Le politiche UE e l'auspicio per una maggiore attenzione al monitoraggio del mercato fondiario (come richiesto dalla Commissione con la proposta di un osservatorio europeo) sono chiamati a giocare un ruolo strategico. Sostenere il ricambio generazionale e migliorare la trasparenza delle quotazioni attraverso sistemi innovativi basati su big data e intelligenza artificiale appaiono soluzioni praticabili per la sostenibilità di lungo periodo.

L'ambizione, sottolineata dagli esperti, è quella di costituire un sistema agroalimentare più competitivo e resiliente, capace di accompagnare le trasformazioni del settore senza perdere redditività e tutela della terra come bene comune.

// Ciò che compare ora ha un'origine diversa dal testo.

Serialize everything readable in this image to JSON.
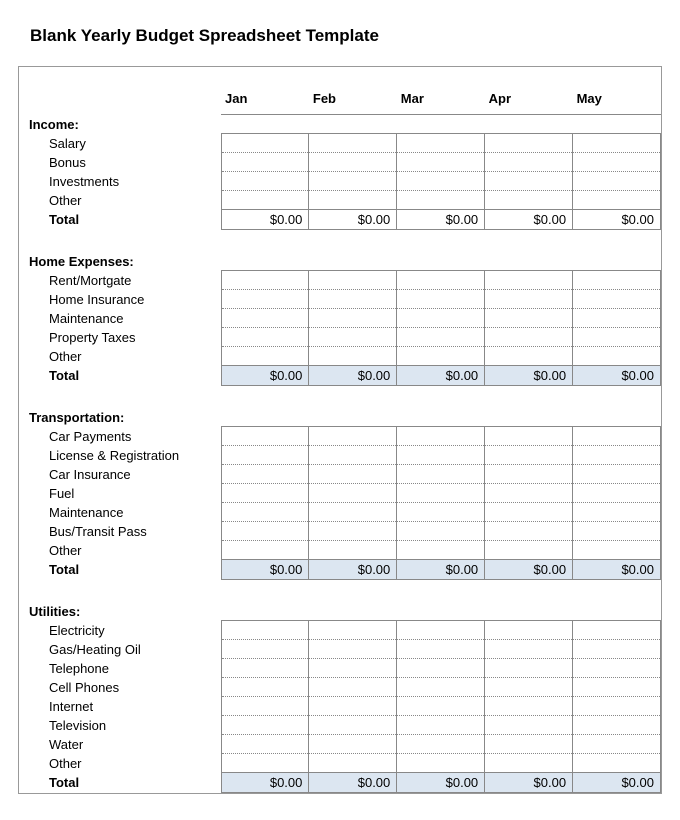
{
  "title": "Blank Yearly Budget Spreadsheet Template",
  "months": [
    "Jan",
    "Feb",
    "Mar",
    "Apr",
    "May"
  ],
  "colors": {
    "shaded_total_bg": "#dce6f1",
    "border": "#888888",
    "text": "#000000",
    "background": "#ffffff"
  },
  "typography": {
    "title_fontsize": 17,
    "body_fontsize": 13,
    "font_family": "Arial"
  },
  "sections": [
    {
      "name": "Income:",
      "items": [
        "Salary",
        "Bonus",
        "Investments",
        "Other"
      ],
      "total_label": "Total",
      "totals": [
        "$0.00",
        "$0.00",
        "$0.00",
        "$0.00",
        "$0.00"
      ],
      "total_shaded": false
    },
    {
      "name": "Home Expenses:",
      "items": [
        "Rent/Mortgate",
        "Home Insurance",
        "Maintenance",
        "Property Taxes",
        "Other"
      ],
      "total_label": "Total",
      "totals": [
        "$0.00",
        "$0.00",
        "$0.00",
        "$0.00",
        "$0.00"
      ],
      "total_shaded": true
    },
    {
      "name": "Transportation:",
      "items": [
        "Car Payments",
        "License & Registration",
        "Car Insurance",
        "Fuel",
        "Maintenance",
        "Bus/Transit Pass",
        "Other"
      ],
      "total_label": "Total",
      "totals": [
        "$0.00",
        "$0.00",
        "$0.00",
        "$0.00",
        "$0.00"
      ],
      "total_shaded": true
    },
    {
      "name": "Utilities:",
      "items": [
        "Electricity",
        "Gas/Heating Oil",
        "Telephone",
        "Cell Phones",
        "Internet",
        "Television",
        "Water",
        "Other"
      ],
      "total_label": "Total",
      "totals": [
        "$0.00",
        "$0.00",
        "$0.00",
        "$0.00",
        "$0.00"
      ],
      "total_shaded": true
    }
  ]
}
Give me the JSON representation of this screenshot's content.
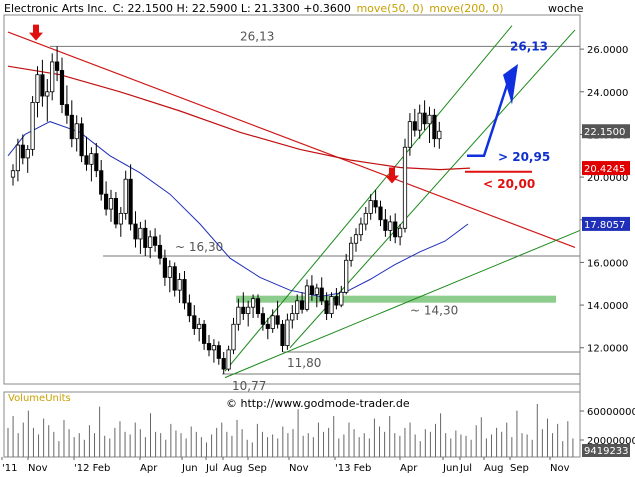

Fattori di rischio e prospettive del mercato fondiario

L'orizzonte del mercato fondiario appare improntato a moderata fiducia, ma non privo di rischi. Centrali rimangono l'impatto del cambiamento climatico e il possibile ridimensionamento delle risorse comunitarie destinate al settore. L'ascesa degli investimenti extra-agricoli rischia inoltre di alterare la funzione produttiva e sociale della terra in alcune zone strategiche. Tra le criticità emergono:

  • Volatilità dei mercati e distacco tra valori di mercato e redditività agricola
  • Polarizzazione del valore territoriale
  • Persistenza di un ampio patrimonio incolto, che rallenta innovazione e sostenibilità
  • Sfide di governance rispetto alle nuove politiche UE e alla necessità di strumenti trasparenti di monitoraggio
Il settore mantiene attrattività per la sua sicurezza e la capacità di resistere alle turbolenze economiche, ma dovrà affrontare un contesto in rapida evoluzione. Le future strategie richiederanno equilibrio tra redditività, sostenibilità e tutela del territorio.